Ein Song zum Jahrestag des Ende des Zweiten Weltkriegs. Und ein „One hit wonder“: Barry Mc Guire „Eve of Destruction“. Der Song ist heute so aktuell wie in seinem Entstehungsjahr 1965. In diesem Song schreit Barry Mc Guire die Wut und Ohnmacht förmlich ins Mikrofon, die Wut über den Vietnam-Krieg und die Ohnmacht der Jugend, die noch nicht wählen darf und scheinbar nichts gegen den Wahnsinn in der Welt ausrichten kann.

„The Eastern world, it is exploding
Violence flaring, bullets loading
You’re old enough to kill but not for voting
You don’t believe in war, but what’s that gun you’re toting?
And even the Jordan river has bodies floating“

Krieg und Terror überall auf der Welt, nicht nur in Vietnam, sondern auch im Nahen Osten, Terror in der damaligen Sowjetunion. Was hat sich denn geändert? Na gut, das Wahlalter wurde von 21 auf 18 gesenkt und Putins Russland hat die Sowjetunion beerbt. Aber sonst?

„And think of all the hate there is in Red China
Then take a look around to Selma, Alabama
Ah, you may leave here for four days in space
But when you return, it’s the same old place
The pounding of the drums, the pride and disgrace
You can bury your dead, but don’t leave a trace
Hate your next door neighbor but don’t forget to say grace“

In Selma in Alabama kam es Anfang der 60iger Jahre nach mehreren rassistischen Vorfällen zu Unruhen und 1965 zu den legendären Selma-MontgoMontgomery-Protestmärschen der Bürgerrechtsbewegung.
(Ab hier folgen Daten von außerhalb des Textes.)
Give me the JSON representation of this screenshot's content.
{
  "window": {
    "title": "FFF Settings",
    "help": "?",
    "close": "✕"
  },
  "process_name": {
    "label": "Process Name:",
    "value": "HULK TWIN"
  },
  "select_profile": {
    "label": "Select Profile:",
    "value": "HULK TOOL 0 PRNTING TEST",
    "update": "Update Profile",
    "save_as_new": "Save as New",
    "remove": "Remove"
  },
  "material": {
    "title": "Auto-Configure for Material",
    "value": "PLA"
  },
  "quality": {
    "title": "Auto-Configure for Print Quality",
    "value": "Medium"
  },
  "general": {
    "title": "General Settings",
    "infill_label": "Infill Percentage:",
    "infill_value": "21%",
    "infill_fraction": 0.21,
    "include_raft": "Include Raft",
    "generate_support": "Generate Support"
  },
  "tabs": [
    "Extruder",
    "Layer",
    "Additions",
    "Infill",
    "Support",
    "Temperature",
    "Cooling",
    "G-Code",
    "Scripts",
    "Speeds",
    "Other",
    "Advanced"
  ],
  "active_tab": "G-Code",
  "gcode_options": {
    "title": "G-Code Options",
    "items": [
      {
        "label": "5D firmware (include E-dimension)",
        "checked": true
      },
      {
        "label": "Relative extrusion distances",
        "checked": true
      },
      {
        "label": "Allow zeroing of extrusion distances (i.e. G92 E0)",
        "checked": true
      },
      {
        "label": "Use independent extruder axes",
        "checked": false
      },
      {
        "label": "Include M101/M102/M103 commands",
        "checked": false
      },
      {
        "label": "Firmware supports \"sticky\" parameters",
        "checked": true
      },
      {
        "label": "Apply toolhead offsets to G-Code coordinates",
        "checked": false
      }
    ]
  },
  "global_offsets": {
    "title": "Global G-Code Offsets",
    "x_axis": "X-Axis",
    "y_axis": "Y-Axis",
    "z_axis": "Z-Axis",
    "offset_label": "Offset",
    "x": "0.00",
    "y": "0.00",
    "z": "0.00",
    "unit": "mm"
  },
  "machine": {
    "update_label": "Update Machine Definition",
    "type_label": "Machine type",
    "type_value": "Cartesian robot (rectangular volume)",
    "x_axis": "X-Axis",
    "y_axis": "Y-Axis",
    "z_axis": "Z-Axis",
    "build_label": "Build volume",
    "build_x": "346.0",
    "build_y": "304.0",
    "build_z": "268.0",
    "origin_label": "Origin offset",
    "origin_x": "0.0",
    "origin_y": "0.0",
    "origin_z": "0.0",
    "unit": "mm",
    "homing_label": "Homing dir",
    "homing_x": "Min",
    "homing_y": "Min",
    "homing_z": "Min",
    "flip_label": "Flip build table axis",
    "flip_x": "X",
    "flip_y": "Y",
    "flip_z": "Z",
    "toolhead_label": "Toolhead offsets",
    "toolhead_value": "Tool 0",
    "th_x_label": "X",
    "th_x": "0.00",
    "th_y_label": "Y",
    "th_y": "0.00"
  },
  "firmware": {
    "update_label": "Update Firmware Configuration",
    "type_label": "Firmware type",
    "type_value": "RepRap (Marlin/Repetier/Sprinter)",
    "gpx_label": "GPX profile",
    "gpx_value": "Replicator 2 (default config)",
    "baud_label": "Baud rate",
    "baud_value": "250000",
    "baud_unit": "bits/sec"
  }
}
Barry Mc Guire thematisierte diese Vorfälle ebenso, wie die großen Kriege und die Unterdrückung der Freiheit in der Sowjetunion und in China und schuf damit einen der größten Protest-Songs aller Zeiten. Er ist es wert auch heute noch gehört zu werden. Ein One-hit-wonder unter den All-time-greatest-hits.